Background: Glioblastoma multiforme (GBM) is one of the deadliest and most heterogeneous forms of brain cancer, characterized by its resistance to conventional therapies. Within GBM, a subpopulation of slow-cycling cells, often linked to quiescence and stemness, plays a crucial role in treatment resistance and tumor recurrence. This study aimed to identify novel biomarkers associated with these slow-cycling GBM cells.
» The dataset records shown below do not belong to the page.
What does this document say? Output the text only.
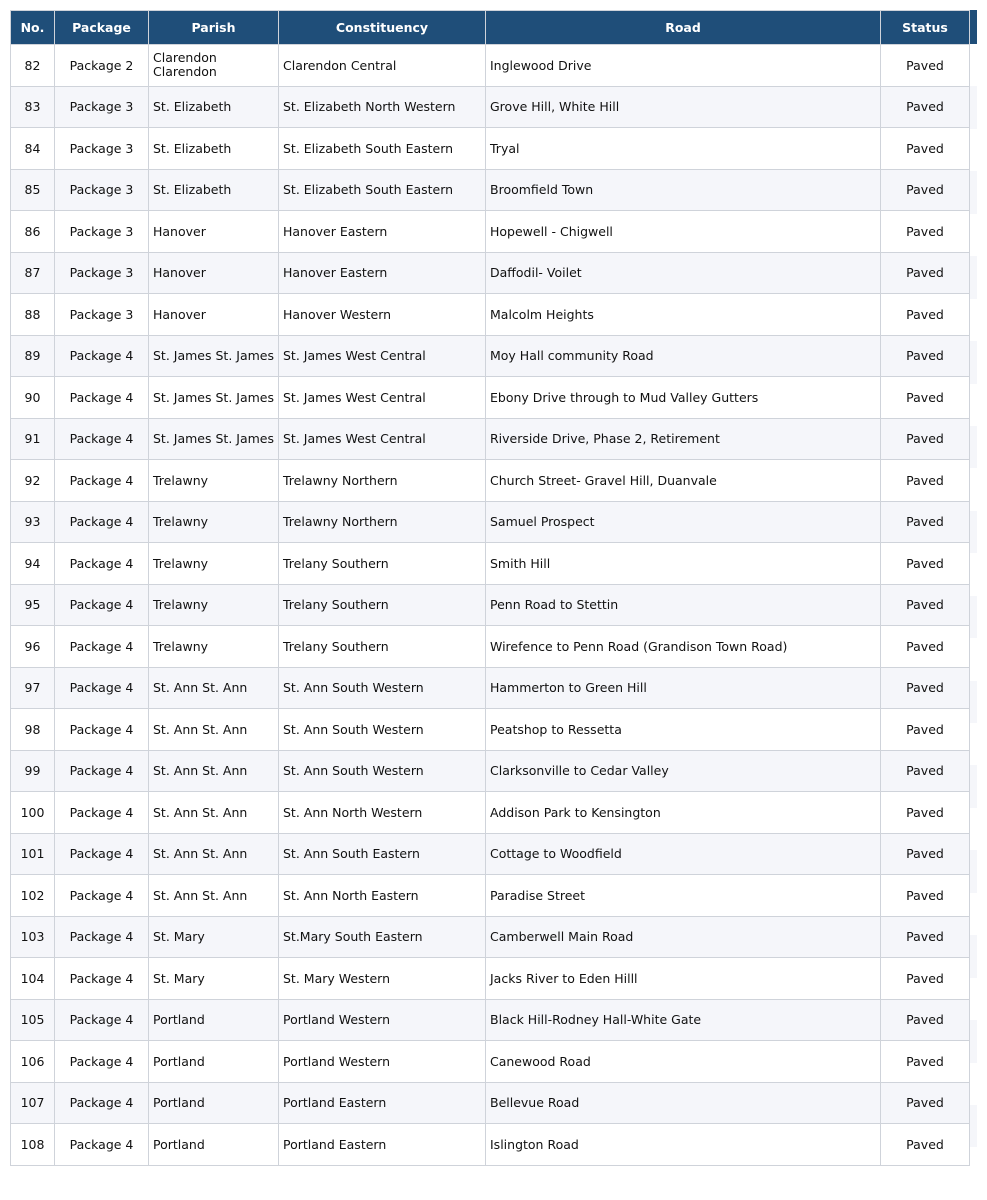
No.	Package	Parish	Constituency	Road	Status
82	Package 2	Clarendon Clarendon	Clarendon Central	Inglewood Drive	Paved
83	Package 3	St. Elizabeth	St. Elizabeth North Western	Grove Hill, White Hill	Paved
84	Package 3	St. Elizabeth	St. Elizabeth South Eastern	Tryal	Paved
85	Package 3	St. Elizabeth	St. Elizabeth South Eastern	Broomfield Town	Paved
86	Package 3	Hanover	Hanover Eastern	Hopewell - Chigwell	Paved
87	Package 3	Hanover	Hanover Eastern	Daffodil- Voilet	Paved
88	Package 3	Hanover	Hanover Western	Malcolm Heights	Paved
89	Package 4	St. James St. James	St. James West Central	Moy Hall community Road	Paved
90	Package 4	St. James St. James	St. James West Central	Ebony Drive through to Mud Valley Gutters	Paved
91	Package 4	St. James St. James	St. James West Central	Riverside Drive, Phase 2, Retirement	Paved
92	Package 4	Trelawny	Trelawny Northern	Church Street- Gravel Hill, Duanvale	Paved
93	Package 4	Trelawny	Trelawny Northern	Samuel Prospect	Paved
94	Package 4	Trelawny	Trelany Southern	Smith Hill	Paved
95	Package 4	Trelawny	Trelany Southern	Penn Road to Stettin	Paved
96	Package 4	Trelawny	Trelany Southern	Wirefence to Penn Road (Grandison Town Road)	Paved
97	Package 4	St. Ann St. Ann	St. Ann South Western	Hammerton to Green Hill	Paved
98	Package 4	St. Ann St. Ann	St. Ann South Western	Peatshop to Ressetta	Paved
99	Package 4	St. Ann St. Ann	St. Ann South Western	Clarksonville to Cedar Valley	Paved
100	Package 4	St. Ann St. Ann	St. Ann North Western	Addison Park to Kensington	Paved
101	Package 4	St. Ann St. Ann	St. Ann South Eastern	Cottage to Woodfield	Paved
102	Package 4	St. Ann St. Ann	St. Ann North Eastern	Paradise Street	Paved
103	Package 4	St. Mary	St.Mary South Eastern	Camberwell Main Road	Paved
104	Package 4	St. Mary	St. Mary Western	Jacks River to Eden Hilll	Paved
105	Package 4	Portland	Portland Western	Black Hill-Rodney Hall-White Gate	Paved
106	Package 4	Portland	Portland Western	Canewood Road	Paved
107	Package 4	Portland	Portland Eastern	Bellevue Road	Paved
108	Package 4	Portland	Portland Eastern	Islington Road	Paved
Methods: We utilized The Cancer Genome Atlas (TCGA)-GBM dataset and presented the reproducible bioinformatics analysis for our results.

Results: Our analysis highlighted Membrane-Associated Protein 17 (MAP17) as strongly associated with the slow-cycling phenotype. We found that the protein cargo MAP17 expression is related to mesenchymal signatures and stem cell-related pathways. Also, MAP17 was linked to a distinct metabolic profile, characterized by significant enrichment in pathways related to folate, zinc, and fatty acids. Moreover, the immune cell distribution analysis revealed that MAP17 correlates with key molecular immune processes, including interferon-gamma (IFN-γ) signaling and antigen presentation, as well as immunosuppressive cells like myeloid-derived suppressor cells (MDSCs) and macrophages. MAP17-high tumors also showed elevated expression of several immune checkpoint inhibitors, indicating an immunosuppressive microenvironment.

Conclusion: These findings provide insight into the role of MAP17 in quiescence, stemness, and immune evasion, positioning it as a promising therapeutic target.